Re: [PATCH v1 2/2] signal: add procfd_signal() syscall

From: Andy Lutomirski
Date: Mon Nov 19 2018 - 10:45:21 EST


On Mon, Nov 19, 2018 at 2:33 AM Christian Brauner <christian@xxxxxxxxxx> wrote:
>
> The kill() syscall operates on process identifiers. After a process has
> exited its pid can be reused by another process. If a caller sends a signal
> to a reused pid it will end up signaling the wrong process. This issue has
> often surfaced and there has been a push [1] to address this problem.
>
> A prior patch has introduced the ability to get a file descriptor
> referencing struct pid by opening /proc/<pid>. This guarantees a stable
> handle on a process which can be used to send signals to the referenced
> process. Discussion has shown that a dedicated syscall is preferable over
> ioctl()s. Thus, the new syscall procfd_signal() is introduced to solve
> this problem. It operates on a process file descriptor.
> The syscall takes an additional siginfo_t and flags argument. If siginfo_t
> is NULL then procfd_signal() behaves like kill() if it is not NULL it
> behaves like rt_sigqueueinfo.
> The flags argument is added to allow for future extensions of this syscall.
> It currently needs to be passed as 0.

A few questions.
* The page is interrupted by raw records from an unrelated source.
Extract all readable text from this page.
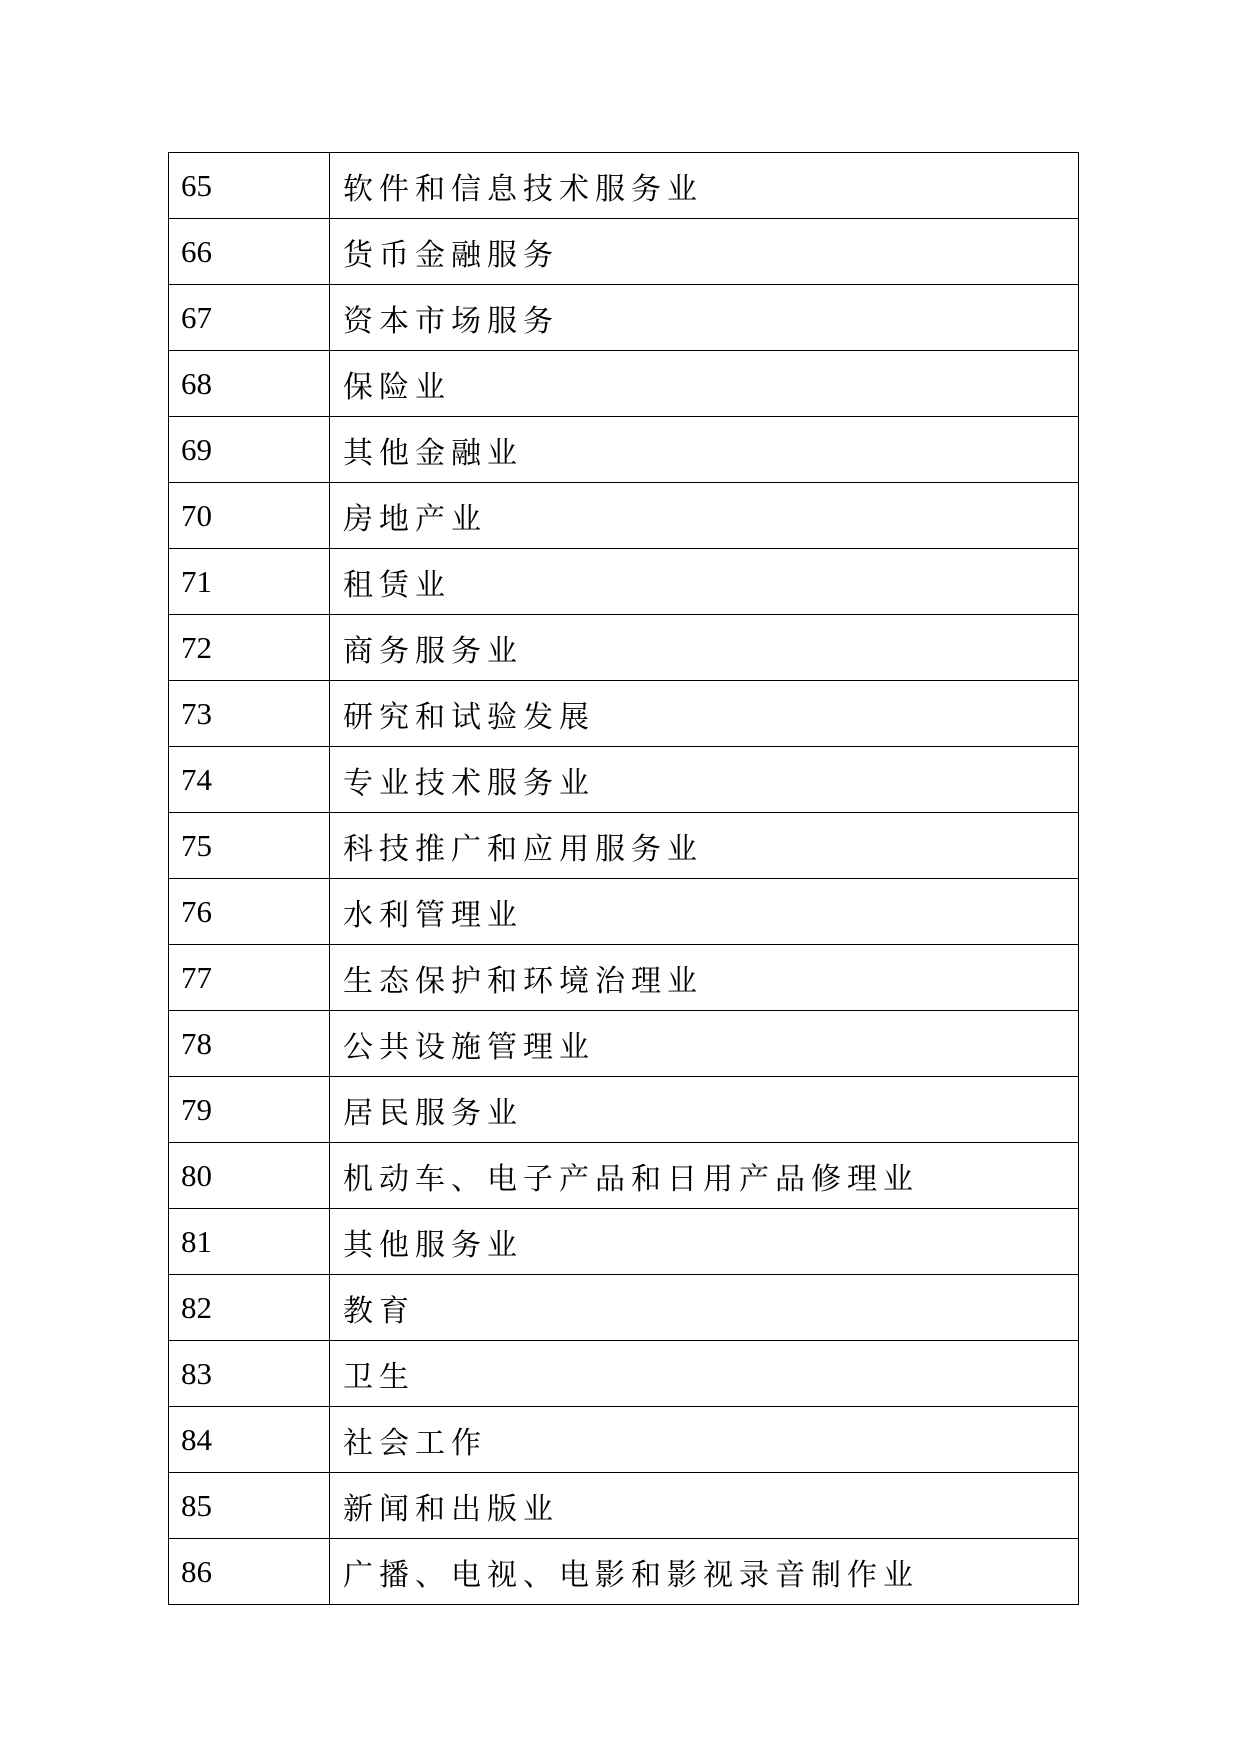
65	软件和信息技术服务业
66	货币金融服务
67	资本市场服务
68	保险业
69	其他金融业
70	房地产业
71	租赁业
72	商务服务业
73	研究和试验发展
74	专业技术服务业
75	科技推广和应用服务业
76	水利管理业
77	生态保护和环境治理业
78	公共设施管理业
79	居民服务业
80	机动车、电子产品和日用产品修理业
81	其他服务业
82	教育
83	卫生
84	社会工作
85	新闻和出版业
86	广播、电视、电影和影视录音制作业
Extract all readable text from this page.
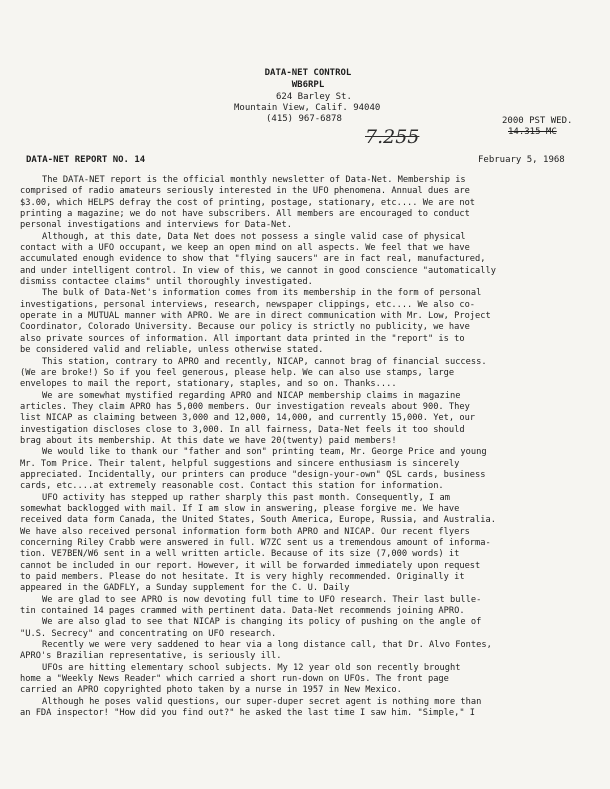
DATA-NET CONTROL
WB6RPL
624 Barley St.
Mountain View, Calif. 94040
(415) 967-6878	2000 PST WED.
14.315 MC
7.255
DATA-NET REPORT NO. 14	February 5, 1968
The DATA-NET report is the official monthly newsletter of Data-Net. Membership is
comprised of radio amateurs seriously interested in the UFO phenomena. Annual dues are
$3.00, which HELPS defray the cost of printing, postage, stationary, etc.... We are not
printing a magazine; we do not have subscribers. All members are encouraged to conduct
personal investigations and interviews for Data-Net.
Although, at this date, Data Net does not possess a single valid case of physical
contact with a UFO occupant, we keep an open mind on all aspects. We feel that we have
accumulated enough evidence to show that "flying saucers" are in fact real, manufactured,
and under intelligent control. In view of this, we cannot in good conscience "automatically
dismiss contactee claims" until thoroughly investigated.
The bulk of Data-Net's information comes from its membership in the form of personal
investigations, personal interviews, research, newspaper clippings, etc.... We also co-
operate in a MUTUAL manner with APRO. We are in direct communication with Mr. Low, Project
Coordinator, Colorado University. Because our policy is strictly no publicity, we have
also private sources of information. All important data printed in the "report" is to
be considered valid and reliable, unless otherwise stated.
This station, contrary to APRO and recently, NICAP, cannot brag of financial success.
(We are broke!) So if you feel generous, please help. We can also use stamps, large
envelopes to mail the report, stationary, staples, and so on. Thanks....
We are somewhat mystified regarding APRO and NICAP membership claims in magazine
articles. They claim APRO has 5,000 members. Our investigation reveals about 900. They
list NICAP as claiming between 3,000 and 12,000, 14,000, and currently 15,000. Yet, our
investigation discloses close to 3,000. In all fairness, Data-Net feels it too should
brag about its membership. At this date we have 20(twenty) paid members!
We would like to thank our "father and son" printing team, Mr. George Price and young
Mr. Tom Price. Their talent, helpful suggestions and sincere enthusiasm is sincerely
appreciated. Incidentally, our printers can produce "design-your-own" QSL cards, business
cards, etc....at extremely reasonable cost. Contact this station for information.
UFO activity has stepped up rather sharply this past month. Consequently, I am
somewhat backlogged with mail. If I am slow in answering, please forgive me. We have
received data form Canada, the United States, South America, Europe, Russia, and Australia.
We have also received personal information form both APRO and NICAP. Our recent flyers
concerning Riley Crabb were answered in full. W7ZC sent us a tremendous amount of informa-
tion. VE7BEN/W6 sent in a well written article. Because of its size (7,000 words) it
cannot be included in our report. However, it will be forwarded immediately upon request
to paid members. Please do not hesitate. It is very highly recommended. Originally it
appeared in the GADFLY, a Sunday supplement for the C. U. Daily
We are glad to see APRO is now devoting full time to UFO research. Their last bulle-
tin contained 14 pages crammed with pertinent data. Data-Net recommends joining APRO.
We are also glad to see that NICAP is changing its policy of pushing on the angle of
"U.S. Secrecy" and concentrating on UFO research.
Recently we were very saddened to hear via a long distance call, that Dr. Alvo Fontes,
APRO's Brazilian representative, is seriously ill.
UFOs are hitting elementary school subjects. My 12 year old son recently brought
home a "Weekly News Reader" which carried a short run-down on UFOs. The front page
carried an APRO copyrighted photo taken by a nurse in 1957 in New Mexico.
Although he poses valid questions, our super-duper secret agent is nothing more than
an FDA inspector! "How did you find out?" he asked the last time I saw him. "Simple," I
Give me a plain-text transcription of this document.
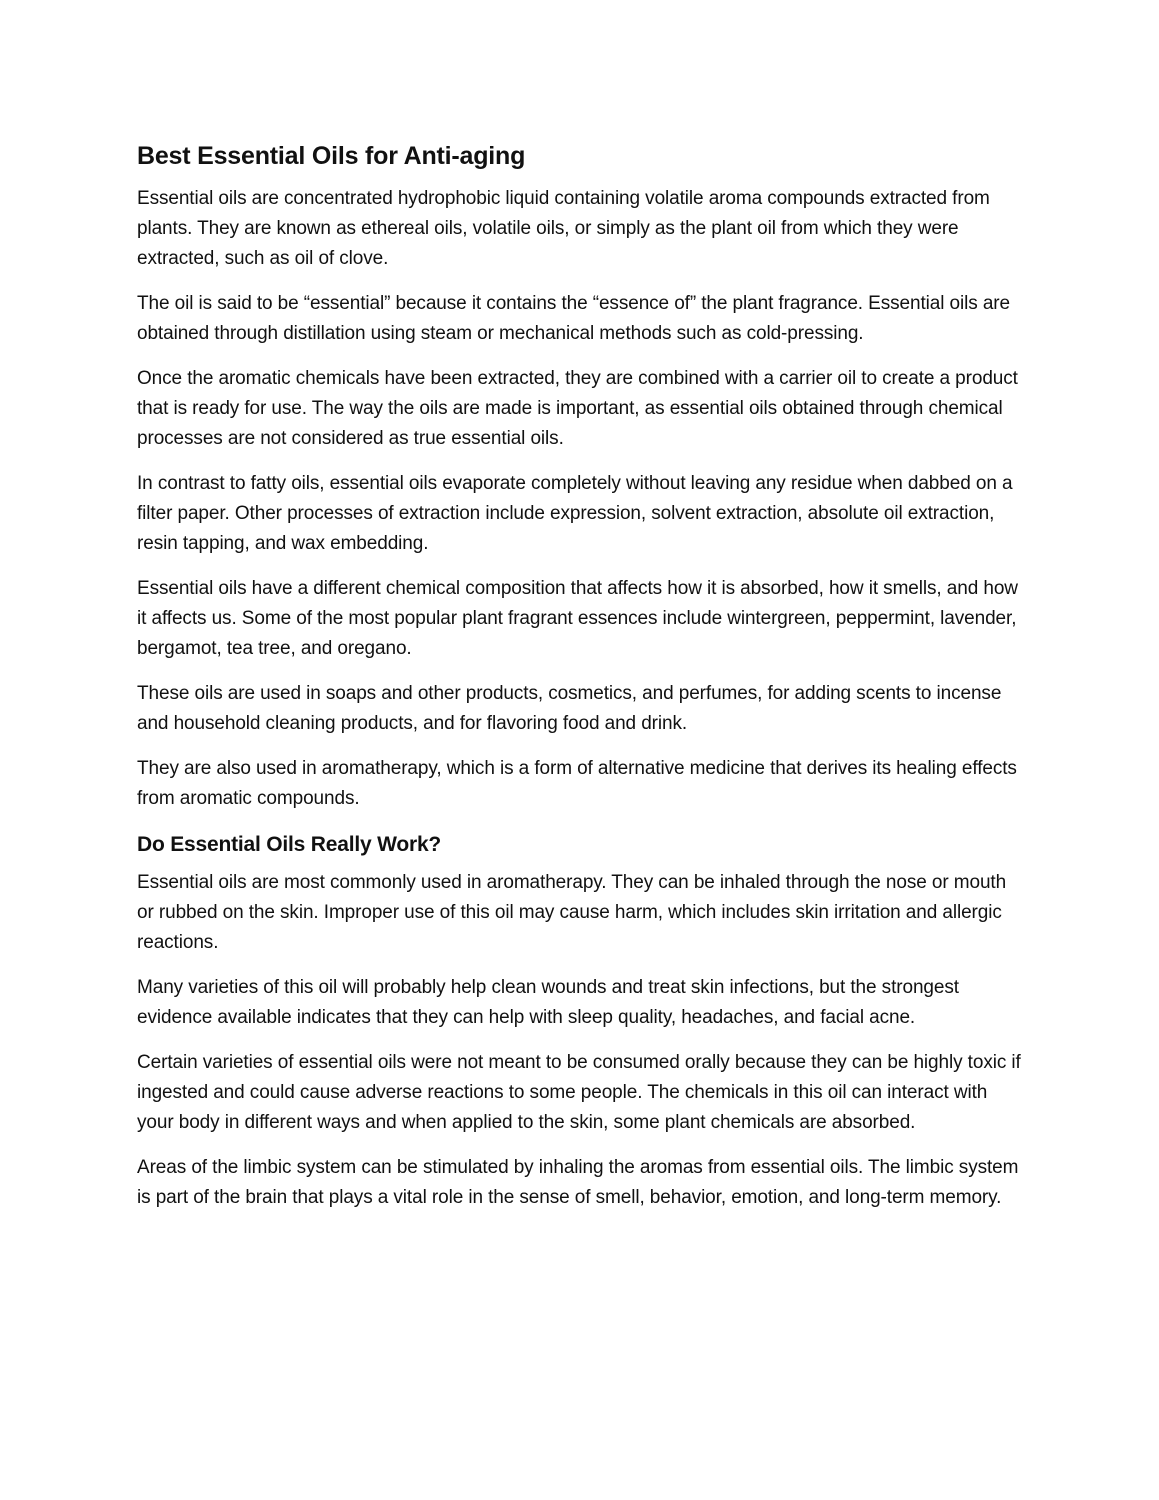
Best Essential Oils for Anti-aging

Essential oils are concentrated hydrophobic liquid containing volatile aroma compounds extracted from plants. They are known as ethereal oils, volatile oils, or simply as the plant oil from which they were extracted, such as oil of clove.

The oil is said to be “essential” because it contains the “essence of” the plant fragrance. Essential oils are obtained through distillation using steam or mechanical methods such as cold-pressing.

Once the aromatic chemicals have been extracted, they are combined with a carrier oil to create a product that is ready for use. The way the oils are made is important, as essential oils obtained through chemical processes are not considered as true essential oils.

In contrast to fatty oils, essential oils evaporate completely without leaving any residue when dabbed on a filter paper. Other processes of extraction include expression, solvent extraction, absolute oil extraction, resin tapping, and wax embedding.

Essential oils have a different chemical composition that affects how it is absorbed, how it smells, and how it affects us. Some of the most popular plant fragrant essences include wintergreen, peppermint, lavender, bergamot, tea tree, and oregano.

These oils are used in soaps and other products, cosmetics, and perfumes, for adding scents to incense and household cleaning products, and for flavoring food and drink.

They are also used in aromatherapy, which is a form of alternative medicine that derives its healing effects from aromatic compounds.

Do Essential Oils Really Work?

Essential oils are most commonly used in aromatherapy. They can be inhaled through the nose or mouth or rubbed on the skin. Improper use of this oil may cause harm, which includes skin irritation and allergic reactions.

Many varieties of this oil will probably help clean wounds and treat skin infections, but the strongest evidence available indicates that they can help with sleep quality, headaches, and facial acne.

Certain varieties of essential oils were not meant to be consumed orally because they can be highly toxic if ingested and could cause adverse reactions to some people. The chemicals in this oil can interact with your body in different ways and when applied to the skin, some plant chemicals are absorbed.

Areas of the limbic system can be stimulated by inhaling the aromas from essential oils. The limbic system is part of the brain that plays a vital role in the sense of smell, behavior, emotion, and long-term memory.
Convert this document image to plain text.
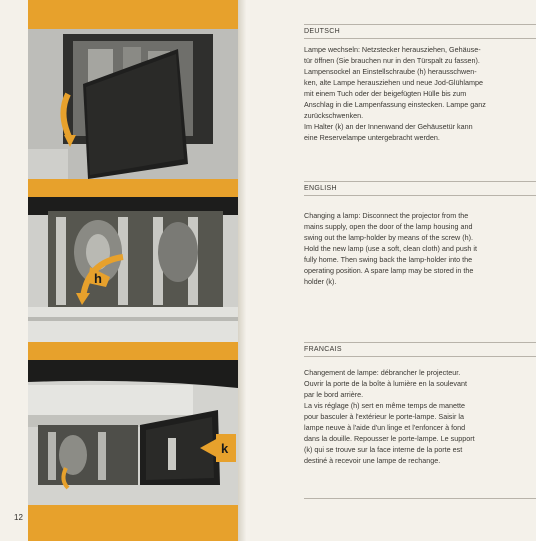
h
k
DEUTSCH

Lampe wechseln: Netzstecker herausziehen, Gehäuse-

tür öffnen (Sie brauchen nur in den Türspalt zu fassen).

Lampensockel an Einstellschraube (h) herausschwen-

ken, alte Lampe herausziehen und neue Jod-Glühlampe

mit einem Tuch oder der beigefügten Hülle bis zum

Anschlag in die Lampenfassung einstecken. Lampe ganz

zurückschwenken.

Im Halter (k) an der Innenwand der Gehäusetür kann

eine Reservelampe untergebracht werden.

ENGLISH

Changing a lamp: Disconnect the projector from the

mains supply, open the door of the lamp housing and

swing out the lamp-holder by means of the screw (h).

Hold the new lamp (use a soft, clean cloth) and push it

fully home. Then swing back the lamp-holder into the

operating position. A spare lamp may be stored in the

holder (k).

FRANCAIS

Changement de lampe: débrancher le projecteur.

Ouvrir la porte de la boîte à lumière en la soulevant

par le bord arrière.

La vis réglage (h) sert en même temps de manette

pour basculer à l'extérieur le porte-lampe. Saisir la

lampe neuve à l'aide d'un linge et l'enfoncer à fond

dans la douille. Repousser le porte-lampe. Le support

(k) qui se trouve sur la face interne de la porte est

destiné à recevoir une lampe de rechange.

12
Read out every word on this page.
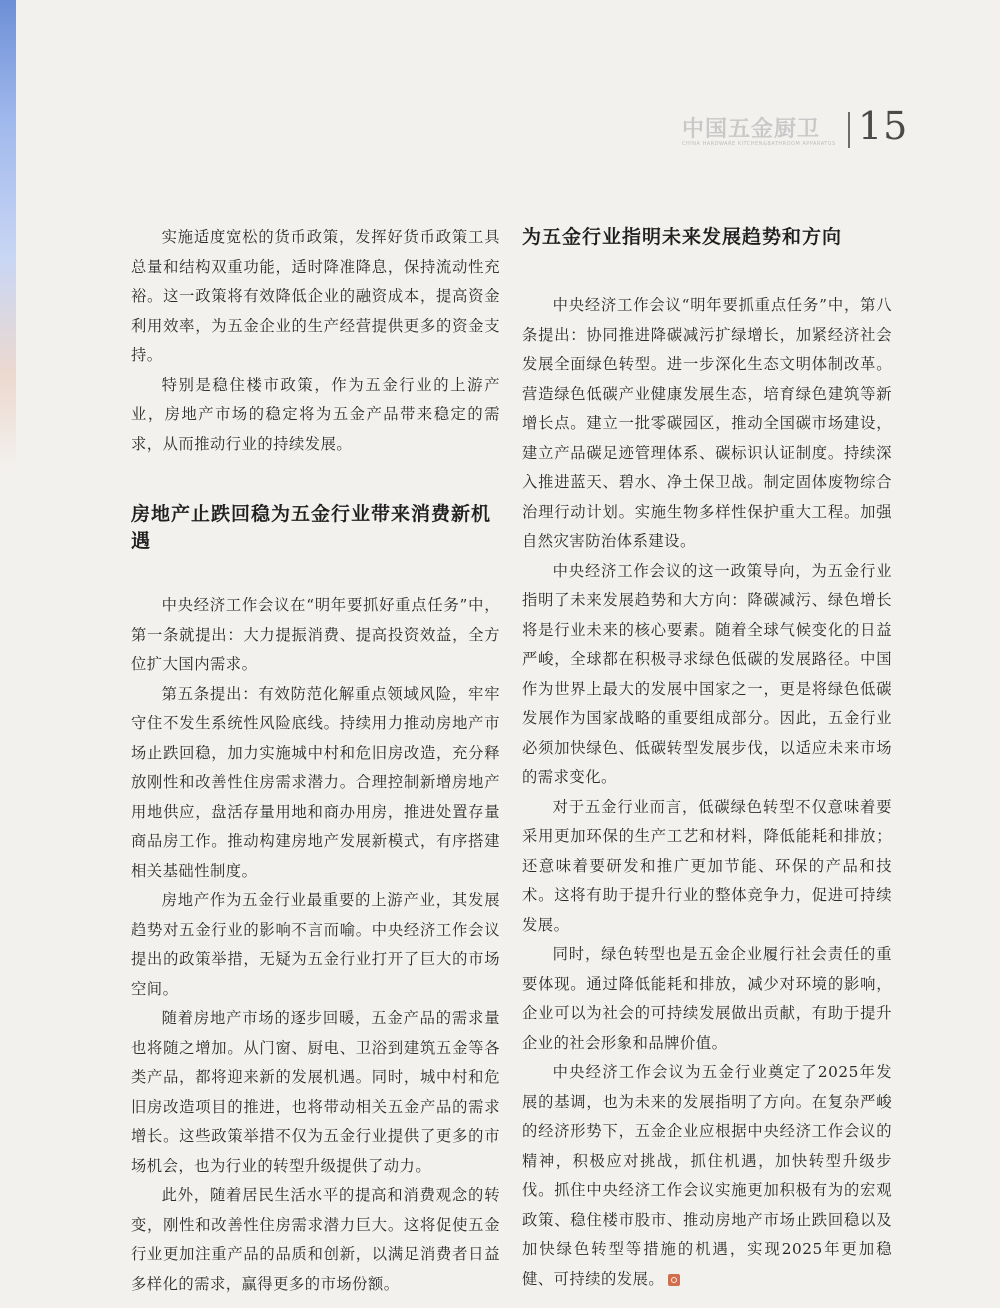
中国五金厨卫
CHINA HARDWARE KITCHEN&BATHROOM APPARATUS 15

实施适度宽松的货币政策，发挥好货币政策工具总量和结构双重功能，适时降准降息，保持流动性充裕。这一政策将有效降低企业的融资成本，提高资金利用效率，为五金企业的生产经营提供更多的资金支持。

特别是稳住楼市政策，作为五金行业的上游产业，房地产市场的稳定将为五金产品带来稳定的需求，从而推动行业的持续发展。

房地产止跌回稳为五金行业带来消费新机遇

中央经济工作会议在“明年要抓好重点任务”中，第一条就提出：大力提振消费、提高投资效益，全方位扩大国内需求。

第五条提出：有效防范化解重点领域风险，牢牢守住不发生系统性风险底线。持续用力推动房地产市场止跌回稳，加力实施城中村和危旧房改造，充分释放刚性和改善性住房需求潜力。合理控制新增房地产用地供应，盘活存量用地和商办用房，推进处置存量商品房工作。推动构建房地产发展新模式，有序搭建相关基础性制度。

房地产作为五金行业最重要的上游产业，其发展趋势对五金行业的影响不言而喻。中央经济工作会议提出的政策举措，无疑为五金行业打开了巨大的市场空间。

随着房地产市场的逐步回暖，五金产品的需求量也将随之增加。从门窗、厨电、卫浴到建筑五金等各类产品，都将迎来新的发展机遇。同时，城中村和危旧房改造项目的推进，也将带动相关五金产品的需求增长。这些政策举措不仅为五金行业提供了更多的市场机会，也为行业的转型升级提供了动力。

此外，随着居民生活水平的提高和消费观念的转变，刚性和改善性住房需求潜力巨大。这将促使五金行业更加注重产品的品质和创新，以满足消费者日益多样化的需求，赢得更多的市场份额。

为五金行业指明未来发展趋势和方向

中央经济工作会议“明年要抓重点任务”中，第八条提出：协同推进降碳减污扩绿增长，加紧经济社会发展全面绿色转型。进一步深化生态文明体制改革。营造绿色低碳产业健康发展生态，培育绿色建筑等新增长点。建立一批零碳园区，推动全国碳市场建设，建立产品碳足迹管理体系、碳标识认证制度。持续深入推进蓝天、碧水、净土保卫战。制定固体废物综合治理行动计划。实施生物多样性保护重大工程。加强自然灾害防治体系建设。

中央经济工作会议的这一政策导向，为五金行业指明了未来发展趋势和大方向：降碳减污、绿色增长将是行业未来的核心要素。随着全球气候变化的日益严峻，全球都在积极寻求绿色低碳的发展路径。中国作为世界上最大的发展中国家之一，更是将绿色低碳发展作为国家战略的重要组成部分。因此，五金行业必须加快绿色、低碳转型发展步伐，以适应未来市场的需求变化。

对于五金行业而言，低碳绿色转型不仅意味着要采用更加环保的生产工艺和材料，降低能耗和排放；还意味着要研发和推广更加节能、环保的产品和技术。这将有助于提升行业的整体竞争力，促进可持续发展。

同时，绿色转型也是五金企业履行社会责任的重要体现。通过降低能耗和排放，减少对环境的影响，企业可以为社会的可持续发展做出贡献，有助于提升企业的社会形象和品牌价值。

中央经济工作会议为五金行业奠定了2025年发展的基调，也为未来的发展指明了方向。在复杂严峻的经济形势下，五金企业应根据中央经济工作会议的精神，积极应对挑战，抓住机遇，加快转型升级步伐。抓住中央经济工作会议实施更加积极有为的宏观政策、稳住楼市股市、推动房地产市场止跌回稳以及加快绿色转型等措施的机遇，实现2025年更加稳健、可持续的发展。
First: you've made this work on /proc/PID, but
should it also work on /proc/PID/task/TID to send signals to a
specific thread?

> +bool proc_is_procfd(const struct file *file)
> +{
> + return d_is_dir(file->f_path.dentry) &&
> + (file->f_op == &proc_tgid_base_operations);
> +}

Maybe rename to proc_is_tgid_procfd() to leave room for proc_is_tid_procfd()?

> + if (info) {
> + ret = __copy_siginfo_from_user(sig, &kinfo, info);
> + if (unlikely(ret))
> + goto err;
> + /*
> + * Not even root can pretend to send signals from the kernel.
> + * Nor can they impersonate a kill()/tgkill(), which adds
> + * source info.
> + */
> + ret = -EPERM;
> + if ((kinfo.si_code >= 0 || kinfo.si_code == SI_TKILL) &&
> + (task_pid(current) != pid))
> + goto err;

Is the exception for signaling yourself actually useful here?